Let the power of probability be with you

IS healthcare in Britain good, bad, or indifferent? We spend £100 billion a year on it, so it would be nice to know.

The Department of Health has recently launched a new drive to measure quality that will tell us precisely nothing. Why? Because hospital doctors and managers have been asked to choose the measures that will be used to rate the quality of the services they deliver.

That’s like asking students to choose the questions in finals. Or rating films on the quality of the popcorn.

NHS staff can choose from a list of 400-odd Clinical Quality Indicators, ranging from pretty serious, such as how many patients die after operations, to pretty banal – like the percentage of written complaints resolved within 25 days. All these are already measured, so doctors and managers know exactly how well they are doing on all of them.

What’s to stop them choosing a dozen measures on which they know they will do well? Actually, nothing. When challenged on this point, the Information Centre of the NHS, which is running the consultation, says we should take a “grown-up” view. I think that means please don’t ask awkward questions.

Will managers really have the nerve to choose the indicators that show them in a good light? Of course not. They are far cleverer than that. They know enough about statistics to pick indicators that show them in a bad light.

If you know that targets are being introduced, it really helps to have a bad record in advance. The first year, nobody is going to take any action, however bad the indicator is. It’s just a benchmark. For the second and subsequent years, it’s a safe bet that it will look a lot better simply as a result of reversion to the mean. Without doing anything at all, indicators that are anomalously high in year one will tend to revert to an average figure in subsequent years.

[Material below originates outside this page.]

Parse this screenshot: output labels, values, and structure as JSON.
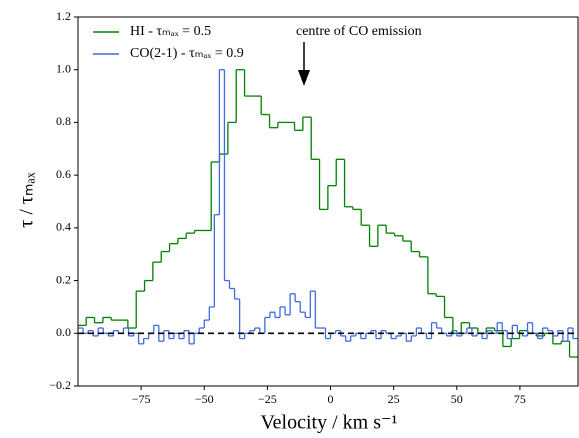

That means that the right choice of indicators will more or less guarantee to show improvement year on year, without raising a finger. The analogy is with speed cameras, which are sited where accidents have taken place. The local police force then claims, when accidents fall the following year, that the cameras are responsible. They may be, to a limited extent. But it is more likely that the peak in accidents that triggered the camera placement is an anomaly and that accidents would have fallen the next year anyway, closer to the long-term average.

So a clever NHS manager will have looked at the indicators on offer, and chosen ones where his hospital appears to be doing badly. Then he’ll win points for boldness, and at the same time be confident that the indicators are almost certain to improve, winning him points for good management as well. Give that man a bonus!

The pity is that the exercise will tell us nothing of any value about the quality of care. In its anxiety not to be seen to be imposing any more central targets on managers, the Department of Health has let them write their own rules. Any link between those rules and the actual quality of care is coincidental.

In fairness, it should be added that there will be national indicators as well, to which all hospitals will have to subscribe. But we’ve had those for years, without eliminating differences in quality between hospitals, or necessarily raising quality overall. Targets are there to be gamed. But it’s an even better game when you can pick your own targets and let the laws of chance work in your favour.